On Friday, October 22, 2004, 12:25:12 PM, Matthew Wilson wrote:
If I were a spammer monitoring this list's traffic (there have got to be some), I would buy up a bunch of domains that were registered a few years ago but expired, throw up a bunch of bogus "legitimate looking" content, send out a bunch of spam using those "legitimate" domain names, and then complain to Jeff et al. that SURBL is generating false positives. According to current policies, my sites would be whitelisted, "yay!".
We don't just look at the sites. We also look at the spams, other sites in the same domain, hams, inclusion in SBL, NANAS hits, DMOZ hits, etc.
Using expired domains won't help them because when they re-register it, the creation date gets reset. We look at registrar data, not historical records of (old) web sites.
It's my opinion that you have to draw the line somewhere because of this, and hosting entities who don't have compliant AUPs or enforce their AUPs with any speed need to be listed somehow.

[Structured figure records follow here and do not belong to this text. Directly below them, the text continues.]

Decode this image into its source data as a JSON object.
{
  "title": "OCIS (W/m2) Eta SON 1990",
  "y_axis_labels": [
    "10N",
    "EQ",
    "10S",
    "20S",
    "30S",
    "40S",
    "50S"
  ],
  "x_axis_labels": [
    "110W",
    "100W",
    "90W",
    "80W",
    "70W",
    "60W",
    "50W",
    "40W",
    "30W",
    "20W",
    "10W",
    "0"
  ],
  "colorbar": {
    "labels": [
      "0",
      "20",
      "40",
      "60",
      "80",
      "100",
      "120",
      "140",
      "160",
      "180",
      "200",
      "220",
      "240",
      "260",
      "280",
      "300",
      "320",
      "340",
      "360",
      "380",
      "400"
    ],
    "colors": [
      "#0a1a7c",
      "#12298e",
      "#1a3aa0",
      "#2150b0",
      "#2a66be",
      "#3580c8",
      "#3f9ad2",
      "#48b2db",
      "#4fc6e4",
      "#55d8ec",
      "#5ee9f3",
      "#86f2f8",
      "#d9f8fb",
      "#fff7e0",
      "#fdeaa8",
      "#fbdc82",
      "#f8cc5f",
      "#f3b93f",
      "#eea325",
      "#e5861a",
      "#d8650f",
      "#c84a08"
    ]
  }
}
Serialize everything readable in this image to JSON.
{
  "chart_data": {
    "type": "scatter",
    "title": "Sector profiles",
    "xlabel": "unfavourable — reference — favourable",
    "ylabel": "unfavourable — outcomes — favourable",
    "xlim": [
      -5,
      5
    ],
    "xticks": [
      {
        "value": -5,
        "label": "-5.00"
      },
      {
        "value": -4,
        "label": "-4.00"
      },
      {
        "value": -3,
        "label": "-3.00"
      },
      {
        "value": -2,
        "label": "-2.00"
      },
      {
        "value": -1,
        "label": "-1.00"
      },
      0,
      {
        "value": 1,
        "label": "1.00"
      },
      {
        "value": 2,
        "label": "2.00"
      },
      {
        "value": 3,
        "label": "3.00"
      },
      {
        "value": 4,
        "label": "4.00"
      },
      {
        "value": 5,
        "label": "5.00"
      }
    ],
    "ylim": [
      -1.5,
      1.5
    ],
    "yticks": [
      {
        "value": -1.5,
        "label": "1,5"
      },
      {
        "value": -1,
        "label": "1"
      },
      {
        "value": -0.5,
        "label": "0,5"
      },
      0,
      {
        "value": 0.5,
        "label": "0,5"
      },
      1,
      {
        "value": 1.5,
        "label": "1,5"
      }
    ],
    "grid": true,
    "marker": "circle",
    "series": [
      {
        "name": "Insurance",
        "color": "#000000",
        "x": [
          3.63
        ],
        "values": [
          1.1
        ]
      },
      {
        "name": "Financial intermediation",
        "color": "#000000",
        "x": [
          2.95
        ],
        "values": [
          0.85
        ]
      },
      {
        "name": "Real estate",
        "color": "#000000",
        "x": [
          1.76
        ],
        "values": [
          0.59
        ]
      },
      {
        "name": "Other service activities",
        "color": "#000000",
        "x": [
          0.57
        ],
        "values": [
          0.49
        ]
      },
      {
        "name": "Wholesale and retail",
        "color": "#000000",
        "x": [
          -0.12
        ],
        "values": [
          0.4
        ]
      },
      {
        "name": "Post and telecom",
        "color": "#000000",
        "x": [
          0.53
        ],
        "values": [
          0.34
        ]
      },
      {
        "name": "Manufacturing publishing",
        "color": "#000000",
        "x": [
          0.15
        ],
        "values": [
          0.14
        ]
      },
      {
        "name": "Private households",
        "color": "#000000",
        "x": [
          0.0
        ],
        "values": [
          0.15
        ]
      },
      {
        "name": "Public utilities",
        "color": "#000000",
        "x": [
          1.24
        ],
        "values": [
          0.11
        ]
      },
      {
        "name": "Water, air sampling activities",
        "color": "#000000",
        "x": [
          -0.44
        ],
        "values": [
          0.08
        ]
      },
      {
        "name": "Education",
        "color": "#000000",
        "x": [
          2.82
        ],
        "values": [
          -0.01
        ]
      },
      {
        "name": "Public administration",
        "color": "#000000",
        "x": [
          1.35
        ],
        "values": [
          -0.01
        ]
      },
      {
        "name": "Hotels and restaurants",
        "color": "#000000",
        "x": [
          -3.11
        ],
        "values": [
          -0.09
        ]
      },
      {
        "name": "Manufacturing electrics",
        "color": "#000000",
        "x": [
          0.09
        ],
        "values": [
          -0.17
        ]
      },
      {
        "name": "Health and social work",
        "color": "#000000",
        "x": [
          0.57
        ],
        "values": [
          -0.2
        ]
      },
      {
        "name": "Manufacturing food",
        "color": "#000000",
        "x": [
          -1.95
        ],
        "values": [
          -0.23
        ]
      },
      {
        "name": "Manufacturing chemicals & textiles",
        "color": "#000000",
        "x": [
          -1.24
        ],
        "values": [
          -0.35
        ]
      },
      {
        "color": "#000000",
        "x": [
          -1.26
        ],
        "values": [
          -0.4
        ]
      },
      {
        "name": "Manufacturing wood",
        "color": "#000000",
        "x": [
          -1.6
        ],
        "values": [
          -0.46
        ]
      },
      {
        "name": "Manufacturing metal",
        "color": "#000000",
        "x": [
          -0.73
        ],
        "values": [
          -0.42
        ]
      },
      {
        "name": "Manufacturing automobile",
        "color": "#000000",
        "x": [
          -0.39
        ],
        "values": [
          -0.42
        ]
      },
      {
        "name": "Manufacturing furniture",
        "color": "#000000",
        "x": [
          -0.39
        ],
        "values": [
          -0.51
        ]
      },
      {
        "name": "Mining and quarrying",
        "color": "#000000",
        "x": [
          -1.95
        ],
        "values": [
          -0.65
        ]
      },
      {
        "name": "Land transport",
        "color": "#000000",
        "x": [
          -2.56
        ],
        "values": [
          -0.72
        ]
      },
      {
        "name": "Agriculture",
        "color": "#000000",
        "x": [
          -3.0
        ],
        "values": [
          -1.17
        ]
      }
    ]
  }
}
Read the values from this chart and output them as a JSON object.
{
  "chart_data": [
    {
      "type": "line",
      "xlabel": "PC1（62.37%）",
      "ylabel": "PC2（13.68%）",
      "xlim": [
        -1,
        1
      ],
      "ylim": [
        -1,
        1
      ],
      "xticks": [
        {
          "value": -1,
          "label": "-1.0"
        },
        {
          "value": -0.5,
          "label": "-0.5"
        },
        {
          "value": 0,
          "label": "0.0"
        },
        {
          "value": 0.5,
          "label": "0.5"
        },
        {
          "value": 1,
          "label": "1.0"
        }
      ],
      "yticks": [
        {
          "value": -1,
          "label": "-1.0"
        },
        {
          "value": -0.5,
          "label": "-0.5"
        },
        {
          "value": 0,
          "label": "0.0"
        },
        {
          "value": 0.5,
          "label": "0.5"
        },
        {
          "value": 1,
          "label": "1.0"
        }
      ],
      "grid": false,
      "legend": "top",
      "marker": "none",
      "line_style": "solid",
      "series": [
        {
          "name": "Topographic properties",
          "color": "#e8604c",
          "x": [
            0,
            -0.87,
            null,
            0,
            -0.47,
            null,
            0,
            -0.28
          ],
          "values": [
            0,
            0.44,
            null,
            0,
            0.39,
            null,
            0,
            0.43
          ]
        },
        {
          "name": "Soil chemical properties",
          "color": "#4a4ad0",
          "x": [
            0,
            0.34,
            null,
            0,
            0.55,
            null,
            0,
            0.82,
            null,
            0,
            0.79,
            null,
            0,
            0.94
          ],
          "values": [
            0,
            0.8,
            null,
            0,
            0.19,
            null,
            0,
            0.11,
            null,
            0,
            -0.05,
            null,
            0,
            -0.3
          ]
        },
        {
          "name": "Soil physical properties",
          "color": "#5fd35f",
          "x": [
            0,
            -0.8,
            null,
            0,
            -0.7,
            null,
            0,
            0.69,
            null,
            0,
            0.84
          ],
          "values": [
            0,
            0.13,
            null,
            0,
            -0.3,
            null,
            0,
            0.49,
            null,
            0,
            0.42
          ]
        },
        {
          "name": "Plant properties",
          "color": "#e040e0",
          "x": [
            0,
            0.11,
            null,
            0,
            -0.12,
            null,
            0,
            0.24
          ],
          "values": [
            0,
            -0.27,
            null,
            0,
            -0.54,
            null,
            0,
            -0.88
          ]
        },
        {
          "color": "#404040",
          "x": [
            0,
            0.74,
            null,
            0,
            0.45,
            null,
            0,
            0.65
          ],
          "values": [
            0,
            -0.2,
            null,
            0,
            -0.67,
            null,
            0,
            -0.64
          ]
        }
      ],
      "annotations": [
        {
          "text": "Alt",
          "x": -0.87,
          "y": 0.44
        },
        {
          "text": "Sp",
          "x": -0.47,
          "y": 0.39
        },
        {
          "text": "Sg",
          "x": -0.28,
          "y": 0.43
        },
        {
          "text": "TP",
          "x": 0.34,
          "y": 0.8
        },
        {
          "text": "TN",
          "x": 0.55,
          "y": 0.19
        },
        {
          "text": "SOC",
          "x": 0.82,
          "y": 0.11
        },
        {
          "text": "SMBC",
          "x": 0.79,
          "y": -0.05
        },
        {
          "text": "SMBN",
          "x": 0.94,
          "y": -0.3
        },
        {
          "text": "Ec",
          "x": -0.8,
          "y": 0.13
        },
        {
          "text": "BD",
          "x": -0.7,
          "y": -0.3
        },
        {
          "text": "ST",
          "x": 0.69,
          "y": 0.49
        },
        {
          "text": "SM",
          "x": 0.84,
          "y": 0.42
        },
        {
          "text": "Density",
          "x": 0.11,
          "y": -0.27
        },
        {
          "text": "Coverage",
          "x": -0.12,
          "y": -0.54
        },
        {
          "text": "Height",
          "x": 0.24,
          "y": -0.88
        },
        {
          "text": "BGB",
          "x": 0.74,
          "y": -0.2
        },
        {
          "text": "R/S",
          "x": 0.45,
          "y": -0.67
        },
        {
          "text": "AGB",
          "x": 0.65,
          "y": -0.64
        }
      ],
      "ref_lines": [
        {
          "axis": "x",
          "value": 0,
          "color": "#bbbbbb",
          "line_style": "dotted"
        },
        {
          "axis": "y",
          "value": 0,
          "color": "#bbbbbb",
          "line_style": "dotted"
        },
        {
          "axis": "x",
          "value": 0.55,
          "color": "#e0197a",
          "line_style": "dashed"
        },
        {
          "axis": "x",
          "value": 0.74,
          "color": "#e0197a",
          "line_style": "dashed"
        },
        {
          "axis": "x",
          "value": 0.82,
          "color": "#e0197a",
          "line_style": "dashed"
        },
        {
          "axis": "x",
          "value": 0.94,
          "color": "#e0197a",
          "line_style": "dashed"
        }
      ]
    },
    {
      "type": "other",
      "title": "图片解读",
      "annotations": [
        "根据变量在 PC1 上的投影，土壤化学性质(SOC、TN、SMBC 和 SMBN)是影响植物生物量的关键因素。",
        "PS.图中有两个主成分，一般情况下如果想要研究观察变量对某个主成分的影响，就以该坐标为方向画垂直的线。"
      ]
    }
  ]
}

I don't see legitimate ISPs who have reasonable AUPs as being a major problem. Sure they may get some abuse, but it's relatively minor and they shut it down eventually. These kinds of sites don't tend to be used by the people using zombies to send out millions of spams per day. They need something more reliable for their hosting, and that means custom domains at China Telecom, Hanaro, Brazil, etc.
Jeff C. -- "If it appears in hams, then don't list it."